Showing posts with label health. Show all posts
Showing posts with label health. Show all posts

Thursday, September 4, 2025

From Step Counters to Gut Health Co-Pilots

Many of us wear tiny research labs on our wrists, fingers, and even shoes. These devices quietly track our steps, heartbeats, and sleep cycles. But the future of wearables isn’t just counting steps, it’s building personalized health co-pilots: adaptive, AI-powered systems that understand your unique rhythms and predict problems before they happen. For people with chronic gastrointestinal (GI) conditions like IBS, this shift could be transformative.

Recognizing this potential, the Health Secretary recently unveiled a nationwide initiative to promote wearable adoption. Announced on June 24 as part of the ambitious “Making America Healthy Again” agenda, the campaign aims to encourage every American to integrate these technologies into their daily lives.

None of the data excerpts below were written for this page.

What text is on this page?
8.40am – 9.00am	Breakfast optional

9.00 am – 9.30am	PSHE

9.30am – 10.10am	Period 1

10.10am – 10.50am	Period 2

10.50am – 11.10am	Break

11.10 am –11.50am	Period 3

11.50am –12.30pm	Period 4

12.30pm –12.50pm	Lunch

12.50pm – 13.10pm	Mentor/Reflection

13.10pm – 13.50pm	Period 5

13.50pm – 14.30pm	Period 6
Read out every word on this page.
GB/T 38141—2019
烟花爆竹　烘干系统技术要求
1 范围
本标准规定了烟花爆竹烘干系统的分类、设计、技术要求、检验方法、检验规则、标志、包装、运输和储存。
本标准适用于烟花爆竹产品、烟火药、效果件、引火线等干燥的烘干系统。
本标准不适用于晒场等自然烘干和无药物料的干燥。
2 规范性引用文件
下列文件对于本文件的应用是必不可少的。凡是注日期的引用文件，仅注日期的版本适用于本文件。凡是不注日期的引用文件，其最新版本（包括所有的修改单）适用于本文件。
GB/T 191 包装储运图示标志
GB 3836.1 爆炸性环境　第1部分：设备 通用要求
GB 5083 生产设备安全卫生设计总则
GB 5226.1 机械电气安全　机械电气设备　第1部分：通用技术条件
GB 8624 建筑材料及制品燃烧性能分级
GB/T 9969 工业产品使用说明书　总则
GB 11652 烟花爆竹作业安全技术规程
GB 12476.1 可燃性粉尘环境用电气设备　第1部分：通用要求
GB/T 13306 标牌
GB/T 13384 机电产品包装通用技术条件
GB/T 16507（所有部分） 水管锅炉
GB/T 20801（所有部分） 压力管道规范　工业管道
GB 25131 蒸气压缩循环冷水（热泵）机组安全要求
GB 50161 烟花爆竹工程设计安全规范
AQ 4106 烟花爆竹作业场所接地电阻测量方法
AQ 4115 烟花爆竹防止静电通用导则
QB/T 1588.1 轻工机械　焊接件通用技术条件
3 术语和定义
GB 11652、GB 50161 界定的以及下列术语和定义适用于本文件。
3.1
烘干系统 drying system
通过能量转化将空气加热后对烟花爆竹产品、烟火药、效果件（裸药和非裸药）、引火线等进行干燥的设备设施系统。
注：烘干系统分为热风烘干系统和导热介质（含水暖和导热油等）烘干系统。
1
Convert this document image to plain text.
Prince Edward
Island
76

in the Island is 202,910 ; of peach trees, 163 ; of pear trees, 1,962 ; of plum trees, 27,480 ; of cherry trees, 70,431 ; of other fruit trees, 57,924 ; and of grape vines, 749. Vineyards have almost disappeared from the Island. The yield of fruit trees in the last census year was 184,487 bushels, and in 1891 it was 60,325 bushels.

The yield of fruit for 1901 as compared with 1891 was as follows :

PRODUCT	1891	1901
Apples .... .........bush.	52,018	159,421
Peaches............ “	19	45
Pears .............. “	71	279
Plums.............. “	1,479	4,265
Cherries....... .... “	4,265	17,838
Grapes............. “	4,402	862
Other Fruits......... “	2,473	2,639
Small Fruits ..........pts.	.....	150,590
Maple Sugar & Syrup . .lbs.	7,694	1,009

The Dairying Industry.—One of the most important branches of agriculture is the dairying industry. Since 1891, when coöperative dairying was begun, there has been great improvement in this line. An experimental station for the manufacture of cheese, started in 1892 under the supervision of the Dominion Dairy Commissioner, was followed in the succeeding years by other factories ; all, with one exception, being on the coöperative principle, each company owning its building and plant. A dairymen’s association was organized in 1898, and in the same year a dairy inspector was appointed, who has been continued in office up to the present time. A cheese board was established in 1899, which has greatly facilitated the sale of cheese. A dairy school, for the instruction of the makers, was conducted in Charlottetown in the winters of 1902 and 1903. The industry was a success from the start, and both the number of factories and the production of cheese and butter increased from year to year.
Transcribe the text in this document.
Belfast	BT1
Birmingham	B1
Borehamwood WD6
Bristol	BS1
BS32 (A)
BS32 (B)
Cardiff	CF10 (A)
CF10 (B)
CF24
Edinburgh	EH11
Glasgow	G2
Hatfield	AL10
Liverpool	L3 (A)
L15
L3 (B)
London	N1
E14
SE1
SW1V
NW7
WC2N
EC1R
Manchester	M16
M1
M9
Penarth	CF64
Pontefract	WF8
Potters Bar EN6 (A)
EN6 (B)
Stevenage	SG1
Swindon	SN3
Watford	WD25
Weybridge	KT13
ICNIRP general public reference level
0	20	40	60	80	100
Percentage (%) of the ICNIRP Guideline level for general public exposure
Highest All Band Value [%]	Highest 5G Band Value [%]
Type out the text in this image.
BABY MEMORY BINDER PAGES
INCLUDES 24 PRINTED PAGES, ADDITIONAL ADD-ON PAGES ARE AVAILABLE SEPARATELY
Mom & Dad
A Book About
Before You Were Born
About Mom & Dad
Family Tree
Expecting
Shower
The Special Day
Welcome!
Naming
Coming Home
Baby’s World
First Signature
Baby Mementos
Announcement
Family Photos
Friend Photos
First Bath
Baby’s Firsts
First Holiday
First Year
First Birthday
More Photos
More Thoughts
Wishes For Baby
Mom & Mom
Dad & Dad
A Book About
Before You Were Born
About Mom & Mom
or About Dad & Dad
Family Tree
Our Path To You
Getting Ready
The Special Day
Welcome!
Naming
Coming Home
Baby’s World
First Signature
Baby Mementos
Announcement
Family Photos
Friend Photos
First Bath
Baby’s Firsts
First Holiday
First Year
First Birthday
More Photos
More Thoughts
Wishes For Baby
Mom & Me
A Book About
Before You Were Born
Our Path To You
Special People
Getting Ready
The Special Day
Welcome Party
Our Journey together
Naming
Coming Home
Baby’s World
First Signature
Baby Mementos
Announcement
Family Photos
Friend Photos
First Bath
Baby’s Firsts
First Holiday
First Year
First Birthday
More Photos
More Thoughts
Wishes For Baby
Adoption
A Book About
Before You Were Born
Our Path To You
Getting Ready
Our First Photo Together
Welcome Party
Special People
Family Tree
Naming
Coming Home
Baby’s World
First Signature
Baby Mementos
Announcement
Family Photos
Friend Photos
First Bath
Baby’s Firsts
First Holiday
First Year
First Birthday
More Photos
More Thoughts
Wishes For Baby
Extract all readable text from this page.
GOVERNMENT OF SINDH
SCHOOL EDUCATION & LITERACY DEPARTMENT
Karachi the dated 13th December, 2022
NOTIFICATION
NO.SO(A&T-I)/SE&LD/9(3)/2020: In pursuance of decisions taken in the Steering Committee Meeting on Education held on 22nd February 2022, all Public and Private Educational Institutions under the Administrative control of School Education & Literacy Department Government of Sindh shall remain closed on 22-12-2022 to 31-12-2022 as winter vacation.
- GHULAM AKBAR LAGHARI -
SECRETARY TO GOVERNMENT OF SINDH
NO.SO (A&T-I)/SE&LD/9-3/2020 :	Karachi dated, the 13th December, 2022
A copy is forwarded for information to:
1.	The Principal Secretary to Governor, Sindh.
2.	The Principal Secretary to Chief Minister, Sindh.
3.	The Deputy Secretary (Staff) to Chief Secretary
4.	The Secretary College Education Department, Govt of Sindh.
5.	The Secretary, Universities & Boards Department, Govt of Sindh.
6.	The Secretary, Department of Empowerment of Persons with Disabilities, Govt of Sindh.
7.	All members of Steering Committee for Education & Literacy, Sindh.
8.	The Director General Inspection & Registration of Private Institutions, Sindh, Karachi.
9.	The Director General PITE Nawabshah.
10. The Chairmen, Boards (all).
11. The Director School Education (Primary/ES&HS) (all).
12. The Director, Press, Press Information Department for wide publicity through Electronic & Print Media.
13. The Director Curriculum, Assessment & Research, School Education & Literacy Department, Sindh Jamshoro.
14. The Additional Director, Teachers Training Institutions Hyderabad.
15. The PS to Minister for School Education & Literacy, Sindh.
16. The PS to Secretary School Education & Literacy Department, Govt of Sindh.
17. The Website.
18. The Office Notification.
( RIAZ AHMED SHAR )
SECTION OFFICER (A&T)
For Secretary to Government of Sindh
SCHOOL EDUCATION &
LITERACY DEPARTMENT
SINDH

A recent review highlights how wearable devices, from smartwatches to sensor patches, are already being used to monitor IBD activity, predict flares, and track biomarkers like fecal calprotectin and C-reactive protein. Future applications may include ingestible sensors, microbiome monitoring, and machine learning-driven early disease detection. Similarly, advances in acoustic sensing are turning bowel sounds into a diagnostic tool for IBS. Miniaturized microphones, AI models like convolutional and recurrent neural networks, and portable recording devices are bringing continuous, objective GI monitoring closer to reality.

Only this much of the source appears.